The patient was seen recently in followup in June 2013 and she stated that she had an additional episode of abdominal pain similar to her presentation to the emergency department and that manual pressure on her right upper quadrant was successful in reducing the mass and relieving the pain. In followup, the right kidney was palpable but nontender. The patient was scheduled for a routine six-month followup to track her progress. Since then, she endorsed self-treating with manual manipulation of the kidney when it has been painful.

In November 2013, however, the patient again presented to the emergency department with the same abdominal pain. A noncontrast CT scan was performed and the patient’s right kidney had now translocated across the midline to a position anterior to her left kidney with extreme hydronephrosis present (Figure 3). The following day, a retrograde pyelogram (Figure 4) was performed showing that the right kidney had moved back to the right lower quadrant. A double-J stent was placed to reduce the hydronephrosis and subsequently her symptoms resolved. She is expected to follow up for repeated imaging and stent removal.

3. Discussion

During the sixth through the ninth week of embryologic development, the kidneys ascend to a lumbar site, just below the adrenal glands. The exact mechanisms responsible for renal ascent are not known, but a combination of embryonic differential growth, vascular supply changes, and regression of transient embryonic structures may all contribute to this phenomenon [4]. This ascent does not imply that the kidney defies gravity to attain its ultimate position in the body.

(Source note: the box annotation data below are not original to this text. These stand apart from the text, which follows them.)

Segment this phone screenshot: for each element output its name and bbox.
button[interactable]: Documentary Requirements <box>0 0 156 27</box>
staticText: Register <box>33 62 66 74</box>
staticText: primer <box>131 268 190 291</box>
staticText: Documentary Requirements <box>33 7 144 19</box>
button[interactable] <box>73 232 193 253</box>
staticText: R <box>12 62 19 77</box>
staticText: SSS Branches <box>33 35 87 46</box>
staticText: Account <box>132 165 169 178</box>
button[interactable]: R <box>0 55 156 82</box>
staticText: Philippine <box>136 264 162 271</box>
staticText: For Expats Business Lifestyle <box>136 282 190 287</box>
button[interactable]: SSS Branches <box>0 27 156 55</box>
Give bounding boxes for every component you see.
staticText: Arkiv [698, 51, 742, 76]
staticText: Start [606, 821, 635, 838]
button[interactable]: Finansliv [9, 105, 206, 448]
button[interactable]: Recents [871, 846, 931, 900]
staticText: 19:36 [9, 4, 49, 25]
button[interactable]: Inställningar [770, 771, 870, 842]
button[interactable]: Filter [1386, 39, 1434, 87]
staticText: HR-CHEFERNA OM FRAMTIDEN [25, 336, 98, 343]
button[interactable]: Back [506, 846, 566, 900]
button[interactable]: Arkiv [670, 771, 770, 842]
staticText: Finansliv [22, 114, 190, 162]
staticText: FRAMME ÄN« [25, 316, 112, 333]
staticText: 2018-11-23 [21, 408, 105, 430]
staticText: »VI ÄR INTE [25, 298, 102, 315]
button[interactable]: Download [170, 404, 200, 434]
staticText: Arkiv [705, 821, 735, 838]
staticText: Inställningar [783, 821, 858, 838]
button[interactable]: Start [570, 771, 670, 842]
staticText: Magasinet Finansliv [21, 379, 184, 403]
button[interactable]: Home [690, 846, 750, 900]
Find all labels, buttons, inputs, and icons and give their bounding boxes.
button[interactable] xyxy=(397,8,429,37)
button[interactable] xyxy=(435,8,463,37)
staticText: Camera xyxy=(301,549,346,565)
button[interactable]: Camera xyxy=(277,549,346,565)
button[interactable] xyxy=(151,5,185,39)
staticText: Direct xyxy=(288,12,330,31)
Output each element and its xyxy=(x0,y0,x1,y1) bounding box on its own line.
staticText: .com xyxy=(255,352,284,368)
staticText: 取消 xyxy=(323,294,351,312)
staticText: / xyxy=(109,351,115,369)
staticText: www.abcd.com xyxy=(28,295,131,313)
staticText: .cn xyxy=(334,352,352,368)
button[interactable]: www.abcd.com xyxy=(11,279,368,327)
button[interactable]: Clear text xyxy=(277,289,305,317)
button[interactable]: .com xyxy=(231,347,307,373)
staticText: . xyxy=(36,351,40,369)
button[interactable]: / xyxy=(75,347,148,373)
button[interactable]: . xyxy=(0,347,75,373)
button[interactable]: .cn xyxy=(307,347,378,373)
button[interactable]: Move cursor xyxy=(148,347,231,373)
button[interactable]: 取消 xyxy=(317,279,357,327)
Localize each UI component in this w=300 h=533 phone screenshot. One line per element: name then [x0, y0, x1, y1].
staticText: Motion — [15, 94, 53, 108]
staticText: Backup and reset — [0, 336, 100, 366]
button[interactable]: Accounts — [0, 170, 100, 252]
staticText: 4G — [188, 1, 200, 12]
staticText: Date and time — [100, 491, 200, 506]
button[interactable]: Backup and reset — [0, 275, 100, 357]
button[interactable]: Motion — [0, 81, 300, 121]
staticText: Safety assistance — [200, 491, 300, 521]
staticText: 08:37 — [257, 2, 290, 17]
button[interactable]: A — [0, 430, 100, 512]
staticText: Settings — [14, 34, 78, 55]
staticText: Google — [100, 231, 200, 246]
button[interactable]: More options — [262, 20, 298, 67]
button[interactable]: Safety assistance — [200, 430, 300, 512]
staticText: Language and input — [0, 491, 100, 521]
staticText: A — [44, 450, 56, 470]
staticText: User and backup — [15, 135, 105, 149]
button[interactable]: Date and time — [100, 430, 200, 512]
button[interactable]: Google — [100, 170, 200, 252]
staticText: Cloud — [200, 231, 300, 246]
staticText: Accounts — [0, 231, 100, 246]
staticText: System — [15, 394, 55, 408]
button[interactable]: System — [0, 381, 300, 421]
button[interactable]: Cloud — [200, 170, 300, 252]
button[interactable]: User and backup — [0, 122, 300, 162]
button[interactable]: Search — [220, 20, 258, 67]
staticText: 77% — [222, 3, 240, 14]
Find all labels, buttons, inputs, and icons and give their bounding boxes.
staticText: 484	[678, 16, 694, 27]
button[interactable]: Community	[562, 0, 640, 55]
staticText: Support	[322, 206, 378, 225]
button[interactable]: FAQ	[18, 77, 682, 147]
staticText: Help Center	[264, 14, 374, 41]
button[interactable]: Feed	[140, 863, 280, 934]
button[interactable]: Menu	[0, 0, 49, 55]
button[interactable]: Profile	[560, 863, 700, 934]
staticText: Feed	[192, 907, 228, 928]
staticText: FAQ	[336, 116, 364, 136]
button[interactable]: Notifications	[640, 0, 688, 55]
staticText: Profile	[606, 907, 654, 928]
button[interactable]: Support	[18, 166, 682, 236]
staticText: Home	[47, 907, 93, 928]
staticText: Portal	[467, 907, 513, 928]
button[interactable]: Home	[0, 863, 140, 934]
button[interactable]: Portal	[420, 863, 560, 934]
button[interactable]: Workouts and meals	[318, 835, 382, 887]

Nephroptosis is a common finding caused by muscular contraction of the diaphragm during respirations or by assuming an upright posture, allowing gravitational force to lower the kidney from its usual position. Over the time period from 2006 to 2010, our patient experienced progressive scoliosis and a shortening of her stature. A previous nonobstructing lower pole vessel to her right kidney then caused the compression of her proximal ureter, leading to a hydronephrotic change in her collecting system. This hydraulic lift pushed her kidney to its ultimate position in the right upper quadrant, anterior to her liver as seen on her sequential CT scans. To our knowledge, this “wandering kidney” phenomenon has not been previously described in the literature.

In our patient’s condition, the result of her right kidney’s journey anterior to her liver was caused by a series of events, which were powered by energy from her heart in the form of cardiac output. For urine production to occur, the glomerular filtration is a product of the series of forces favoring and opposing the process. The main driving force is the hydrostatic pressure in the glomerular capillaries, and the filtration is opposed by the hydrostatic pressure in the glomerular capsule and the osmotic pressure attributable to the plasma proteins [5]. Thus, without glomerular filtration, urine production, and eventual hydronephrosis, this patient’s kidney could not have traveled to this unique location. The work required to accomplish this movement was generated by her cardiac muscles.

Conflict of Interests

The authors declare that there is no conflict of interest regarding the publication of this paper.